[llvm-dev] Auto-vectorization option

Fri May 14 08:15:14 PDT 2021

On 5/14/2021 15:20, Sudakshina Dutta wrote:
> Dear Matt P. Dziubinski,
> 
> Thanks a lot for your reply. Although the vectorization is clearly 
> visible in godbolt, I could not generate it by command line. Does it 
> require some specific version of llvm/clang ?

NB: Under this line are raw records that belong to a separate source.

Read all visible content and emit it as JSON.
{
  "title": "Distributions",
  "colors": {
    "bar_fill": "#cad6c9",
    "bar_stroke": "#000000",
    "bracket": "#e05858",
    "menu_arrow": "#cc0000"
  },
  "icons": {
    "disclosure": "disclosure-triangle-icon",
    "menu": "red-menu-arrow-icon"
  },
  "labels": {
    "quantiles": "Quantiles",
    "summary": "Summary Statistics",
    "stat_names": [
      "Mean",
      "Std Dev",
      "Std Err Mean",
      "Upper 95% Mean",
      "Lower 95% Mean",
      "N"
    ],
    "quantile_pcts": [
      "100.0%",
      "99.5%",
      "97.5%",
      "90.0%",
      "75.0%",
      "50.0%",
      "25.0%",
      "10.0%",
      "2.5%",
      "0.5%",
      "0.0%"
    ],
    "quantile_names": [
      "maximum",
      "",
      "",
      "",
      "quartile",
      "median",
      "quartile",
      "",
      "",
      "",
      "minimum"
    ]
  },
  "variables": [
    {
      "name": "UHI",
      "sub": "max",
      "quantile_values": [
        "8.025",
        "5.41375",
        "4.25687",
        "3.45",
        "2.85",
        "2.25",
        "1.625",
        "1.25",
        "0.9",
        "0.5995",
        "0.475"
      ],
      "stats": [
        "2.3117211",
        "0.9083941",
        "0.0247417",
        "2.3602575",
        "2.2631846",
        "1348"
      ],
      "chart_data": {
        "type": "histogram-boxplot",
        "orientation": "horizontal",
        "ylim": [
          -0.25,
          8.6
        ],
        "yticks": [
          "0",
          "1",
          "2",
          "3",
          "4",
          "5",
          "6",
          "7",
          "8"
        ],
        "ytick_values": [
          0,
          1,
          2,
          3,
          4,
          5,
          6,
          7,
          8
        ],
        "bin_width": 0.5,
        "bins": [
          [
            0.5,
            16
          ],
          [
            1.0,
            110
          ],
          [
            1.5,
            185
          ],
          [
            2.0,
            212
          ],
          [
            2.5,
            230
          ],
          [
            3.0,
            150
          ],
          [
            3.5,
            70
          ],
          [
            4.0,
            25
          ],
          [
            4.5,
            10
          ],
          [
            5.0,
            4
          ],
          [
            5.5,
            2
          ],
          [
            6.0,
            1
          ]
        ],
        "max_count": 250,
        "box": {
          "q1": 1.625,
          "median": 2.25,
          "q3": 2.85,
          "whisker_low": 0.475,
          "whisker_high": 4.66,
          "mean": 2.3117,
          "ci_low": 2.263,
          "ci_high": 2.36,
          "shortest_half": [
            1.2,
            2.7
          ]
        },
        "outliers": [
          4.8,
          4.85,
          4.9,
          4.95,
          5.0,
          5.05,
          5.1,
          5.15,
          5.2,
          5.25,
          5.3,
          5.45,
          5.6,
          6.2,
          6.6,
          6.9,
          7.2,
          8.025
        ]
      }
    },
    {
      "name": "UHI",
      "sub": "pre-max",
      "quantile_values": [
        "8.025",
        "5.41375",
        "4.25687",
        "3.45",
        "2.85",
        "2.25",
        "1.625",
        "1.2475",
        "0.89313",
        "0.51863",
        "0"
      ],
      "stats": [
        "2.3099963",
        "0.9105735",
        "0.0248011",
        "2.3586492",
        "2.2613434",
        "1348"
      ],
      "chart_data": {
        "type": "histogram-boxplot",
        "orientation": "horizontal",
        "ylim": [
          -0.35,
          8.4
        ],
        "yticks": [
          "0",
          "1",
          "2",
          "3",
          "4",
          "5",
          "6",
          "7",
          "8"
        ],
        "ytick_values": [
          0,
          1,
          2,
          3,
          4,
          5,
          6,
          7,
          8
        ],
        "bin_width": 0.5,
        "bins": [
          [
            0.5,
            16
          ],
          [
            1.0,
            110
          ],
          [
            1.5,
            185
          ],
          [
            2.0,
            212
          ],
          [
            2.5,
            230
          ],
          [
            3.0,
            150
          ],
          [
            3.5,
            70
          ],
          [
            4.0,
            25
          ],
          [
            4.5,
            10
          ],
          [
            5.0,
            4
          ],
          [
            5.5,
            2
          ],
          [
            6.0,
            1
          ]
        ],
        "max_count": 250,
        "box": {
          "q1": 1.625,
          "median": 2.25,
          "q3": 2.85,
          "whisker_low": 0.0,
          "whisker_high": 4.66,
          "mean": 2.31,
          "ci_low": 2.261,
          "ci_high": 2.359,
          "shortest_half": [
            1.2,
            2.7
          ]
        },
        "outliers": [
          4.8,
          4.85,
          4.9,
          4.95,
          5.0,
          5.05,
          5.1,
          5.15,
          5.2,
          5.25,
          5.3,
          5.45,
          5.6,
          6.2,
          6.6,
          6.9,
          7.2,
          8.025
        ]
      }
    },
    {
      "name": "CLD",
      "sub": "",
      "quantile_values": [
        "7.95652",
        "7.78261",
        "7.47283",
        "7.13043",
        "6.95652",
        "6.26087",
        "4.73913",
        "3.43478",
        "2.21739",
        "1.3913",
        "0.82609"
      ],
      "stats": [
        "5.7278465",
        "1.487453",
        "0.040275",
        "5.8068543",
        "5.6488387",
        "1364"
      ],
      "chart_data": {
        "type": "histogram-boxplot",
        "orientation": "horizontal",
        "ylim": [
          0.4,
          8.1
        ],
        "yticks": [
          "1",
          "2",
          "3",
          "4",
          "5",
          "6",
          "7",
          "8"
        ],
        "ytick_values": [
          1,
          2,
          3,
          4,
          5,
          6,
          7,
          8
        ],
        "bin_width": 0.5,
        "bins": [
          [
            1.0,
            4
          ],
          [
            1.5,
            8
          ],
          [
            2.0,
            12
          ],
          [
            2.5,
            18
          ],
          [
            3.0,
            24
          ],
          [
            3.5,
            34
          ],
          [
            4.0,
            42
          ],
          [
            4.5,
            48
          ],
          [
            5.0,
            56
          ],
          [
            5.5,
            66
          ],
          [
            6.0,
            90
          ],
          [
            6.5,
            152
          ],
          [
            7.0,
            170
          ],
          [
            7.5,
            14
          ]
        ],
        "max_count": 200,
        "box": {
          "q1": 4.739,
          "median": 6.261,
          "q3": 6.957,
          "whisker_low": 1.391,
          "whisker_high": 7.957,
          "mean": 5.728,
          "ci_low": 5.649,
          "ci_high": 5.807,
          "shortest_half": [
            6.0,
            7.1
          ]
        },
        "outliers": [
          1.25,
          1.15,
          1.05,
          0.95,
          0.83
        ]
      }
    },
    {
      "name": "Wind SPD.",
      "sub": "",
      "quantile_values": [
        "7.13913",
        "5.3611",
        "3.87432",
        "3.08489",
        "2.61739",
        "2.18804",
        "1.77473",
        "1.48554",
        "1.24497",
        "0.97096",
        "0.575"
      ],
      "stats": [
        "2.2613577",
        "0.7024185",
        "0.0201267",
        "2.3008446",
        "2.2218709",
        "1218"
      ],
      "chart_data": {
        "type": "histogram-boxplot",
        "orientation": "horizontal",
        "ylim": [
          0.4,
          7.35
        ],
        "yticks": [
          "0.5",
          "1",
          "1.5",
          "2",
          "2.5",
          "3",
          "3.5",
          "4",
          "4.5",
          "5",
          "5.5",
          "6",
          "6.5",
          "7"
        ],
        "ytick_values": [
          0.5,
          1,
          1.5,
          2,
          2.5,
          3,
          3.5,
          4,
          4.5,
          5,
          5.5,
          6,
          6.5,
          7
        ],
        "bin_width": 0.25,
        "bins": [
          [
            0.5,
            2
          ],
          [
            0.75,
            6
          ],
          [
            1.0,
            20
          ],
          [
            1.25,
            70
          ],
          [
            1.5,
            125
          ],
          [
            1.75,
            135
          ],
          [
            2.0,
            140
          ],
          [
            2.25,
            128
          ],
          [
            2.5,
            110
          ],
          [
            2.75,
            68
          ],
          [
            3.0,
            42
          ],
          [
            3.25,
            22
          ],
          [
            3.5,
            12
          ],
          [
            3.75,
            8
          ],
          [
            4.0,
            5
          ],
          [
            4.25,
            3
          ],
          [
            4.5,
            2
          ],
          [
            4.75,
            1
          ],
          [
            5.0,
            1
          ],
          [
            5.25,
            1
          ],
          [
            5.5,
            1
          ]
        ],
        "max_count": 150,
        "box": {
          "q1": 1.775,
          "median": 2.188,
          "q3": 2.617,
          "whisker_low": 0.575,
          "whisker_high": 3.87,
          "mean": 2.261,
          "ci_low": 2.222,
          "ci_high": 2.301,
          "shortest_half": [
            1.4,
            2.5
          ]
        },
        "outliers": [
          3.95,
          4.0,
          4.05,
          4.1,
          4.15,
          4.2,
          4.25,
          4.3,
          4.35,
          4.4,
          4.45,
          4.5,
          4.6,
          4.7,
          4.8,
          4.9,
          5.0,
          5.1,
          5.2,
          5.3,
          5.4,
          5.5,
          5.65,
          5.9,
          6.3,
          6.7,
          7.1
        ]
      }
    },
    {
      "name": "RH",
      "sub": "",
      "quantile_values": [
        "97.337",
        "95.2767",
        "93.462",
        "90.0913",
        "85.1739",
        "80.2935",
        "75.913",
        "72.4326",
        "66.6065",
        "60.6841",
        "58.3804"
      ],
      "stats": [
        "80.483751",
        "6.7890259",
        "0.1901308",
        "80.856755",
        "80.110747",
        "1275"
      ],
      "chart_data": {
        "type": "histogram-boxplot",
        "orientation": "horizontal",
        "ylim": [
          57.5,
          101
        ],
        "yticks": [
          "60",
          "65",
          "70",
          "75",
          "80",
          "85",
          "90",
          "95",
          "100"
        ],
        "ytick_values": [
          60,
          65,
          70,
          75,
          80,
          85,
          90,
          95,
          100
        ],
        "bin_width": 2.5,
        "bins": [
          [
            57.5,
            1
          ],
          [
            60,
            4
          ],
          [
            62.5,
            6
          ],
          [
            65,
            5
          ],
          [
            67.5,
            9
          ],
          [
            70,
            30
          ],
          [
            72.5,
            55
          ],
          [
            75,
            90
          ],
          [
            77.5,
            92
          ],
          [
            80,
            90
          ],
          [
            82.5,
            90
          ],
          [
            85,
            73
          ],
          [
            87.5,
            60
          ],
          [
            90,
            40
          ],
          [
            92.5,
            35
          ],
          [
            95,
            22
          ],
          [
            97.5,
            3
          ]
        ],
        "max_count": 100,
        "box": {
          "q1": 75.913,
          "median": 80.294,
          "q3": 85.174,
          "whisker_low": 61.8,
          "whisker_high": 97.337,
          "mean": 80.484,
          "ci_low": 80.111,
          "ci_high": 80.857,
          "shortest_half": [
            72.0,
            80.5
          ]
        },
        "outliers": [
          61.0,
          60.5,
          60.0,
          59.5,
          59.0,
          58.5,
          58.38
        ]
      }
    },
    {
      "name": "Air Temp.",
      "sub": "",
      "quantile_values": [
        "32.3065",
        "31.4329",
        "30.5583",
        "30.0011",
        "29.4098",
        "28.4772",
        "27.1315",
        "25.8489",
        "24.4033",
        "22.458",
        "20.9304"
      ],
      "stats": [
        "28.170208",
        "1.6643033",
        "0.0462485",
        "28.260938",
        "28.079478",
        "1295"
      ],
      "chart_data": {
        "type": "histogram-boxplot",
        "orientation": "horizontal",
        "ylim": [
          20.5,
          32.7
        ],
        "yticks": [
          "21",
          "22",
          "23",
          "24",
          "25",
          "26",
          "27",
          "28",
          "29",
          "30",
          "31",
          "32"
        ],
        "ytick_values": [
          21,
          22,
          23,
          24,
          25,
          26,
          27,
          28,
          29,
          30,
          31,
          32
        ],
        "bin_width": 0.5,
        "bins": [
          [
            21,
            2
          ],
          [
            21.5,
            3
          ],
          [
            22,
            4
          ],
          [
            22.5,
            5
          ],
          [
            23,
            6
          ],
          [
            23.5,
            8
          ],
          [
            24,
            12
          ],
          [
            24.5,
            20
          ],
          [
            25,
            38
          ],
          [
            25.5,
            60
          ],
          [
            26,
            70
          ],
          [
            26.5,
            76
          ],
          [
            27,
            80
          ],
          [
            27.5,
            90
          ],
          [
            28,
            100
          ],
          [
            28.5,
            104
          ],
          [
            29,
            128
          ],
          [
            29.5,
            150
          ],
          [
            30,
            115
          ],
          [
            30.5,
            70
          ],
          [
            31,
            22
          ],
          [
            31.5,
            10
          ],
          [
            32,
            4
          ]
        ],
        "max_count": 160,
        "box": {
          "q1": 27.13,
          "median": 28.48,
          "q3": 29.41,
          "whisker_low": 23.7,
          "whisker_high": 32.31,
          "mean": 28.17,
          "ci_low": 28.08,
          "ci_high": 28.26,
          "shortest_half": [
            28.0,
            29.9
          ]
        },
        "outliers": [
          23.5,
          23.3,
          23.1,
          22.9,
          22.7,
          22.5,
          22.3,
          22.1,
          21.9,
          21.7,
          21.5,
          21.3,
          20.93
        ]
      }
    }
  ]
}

No, only the -debug options require build with asserts; everything else 
should be working with a regular release of Clang/LLVM. Chances are you 
have to debug it (perhaps a missing side effect causing the entire loop 
to be optimized away, etc.).

Best,
Matt

> 
> Regards
> Sudakshina
> 
> On Fri, May 14, 2021 at 5:53 PM Matt P. Dziubinski <matdzb at gmail.com 
> <mailto:matdzb at gmail.com>> wrote:
> 
>     On 5/14/2021 13:30, Sudakshina Dutta via llvm-dev wrote:
>      > Dear all,
>      >
>      > Thanks to all of you. I have executed the following commands on
>     the code
>      > given above.
>      >
>      > clang -O3 -S -c find_max.c -Rpass=vector -Rpass-analysis=vector -o
>      > find_max.ll
>      >
>      > However, the generated code is an assembly code (attached). Is
>     there any
>      > way to generate a vectorized IR (.ll) file ?
> 
>     To get LLVM IR from the frontend (Clang) use -emit-llvm
>     -fno-discard-value-names, e.g., https://godbolt.org/z/aWz37qYdW
>     <https://godbolt.org/z/aWz37qYdW>
> 
>     If you don't need debugger intrinsics (llvm.dbg.*) add -g0, e.g.,
>     https://godbolt.org/z/aWz37qYdW <https://godbolt.org/z/aWz37qYdW>
> 
>     As Sjoerd has mentioned, passing -mllvm -print-before-all to Clang is
>     usedful to get pre-vectorized LLVM IR (as well as observe the
>     effects of
>     consecutive transformations); Example:
>     https://godbolt.org/z/4za6h6fqo <https://godbolt.org/z/4za6h6fqo>
> 
>     You can then extract the unoptimized LLVM IR and play with it in "opt"
>     (the middle-end optimizer tool) to get the LLVM IR optimized by the
>     middle-end passes (including loop vectorizer); note that now you can
>     just pass -print-before-all directly:
>     https://llvm.godbolt.org/z/P7E3PGE61
>     <https://llvm.godbolt.org/z/P7E3PGE61>
> 
>     In particular, the LLVM IR displayed under "*** IR Dump Before
>     LoopVectorizePass on _Z1fPim ***" is a good baseline for comparisons.
> 
>     Add "-mllvm -print-module-scope" to get the LLVM IR for the full module
>     (translation unit): https://godbolt.org/z/Go7zK8vsW
>     <https://godbolt.org/z/Go7zK8vsW>
> 
>     Then, pass this LLVM (right before LoopVectorizePass) to "opt" using
>     options "-loop-vectorize -debug-only=loop-vectorize" to observe the
>     loop
>     vectorization pass in action:
>     https://llvm.godbolt.org/z/WMa1qosoq
>     <https://llvm.godbolt.org/z/WMa1qosoq>
> 
>     Note that you need a binary built with assertions enabled to use -debug
>     options.
> 
>     Last but not least you can give the optimized LLVM IR to "llc" (the
>     backend tool) to get the final assembly:
>     https://llvm.godbolt.org/z/hxevcqKEG
>     <https://llvm.godbolt.org/z/hxevcqKEG>
> 
>     Best,
>     Matt
>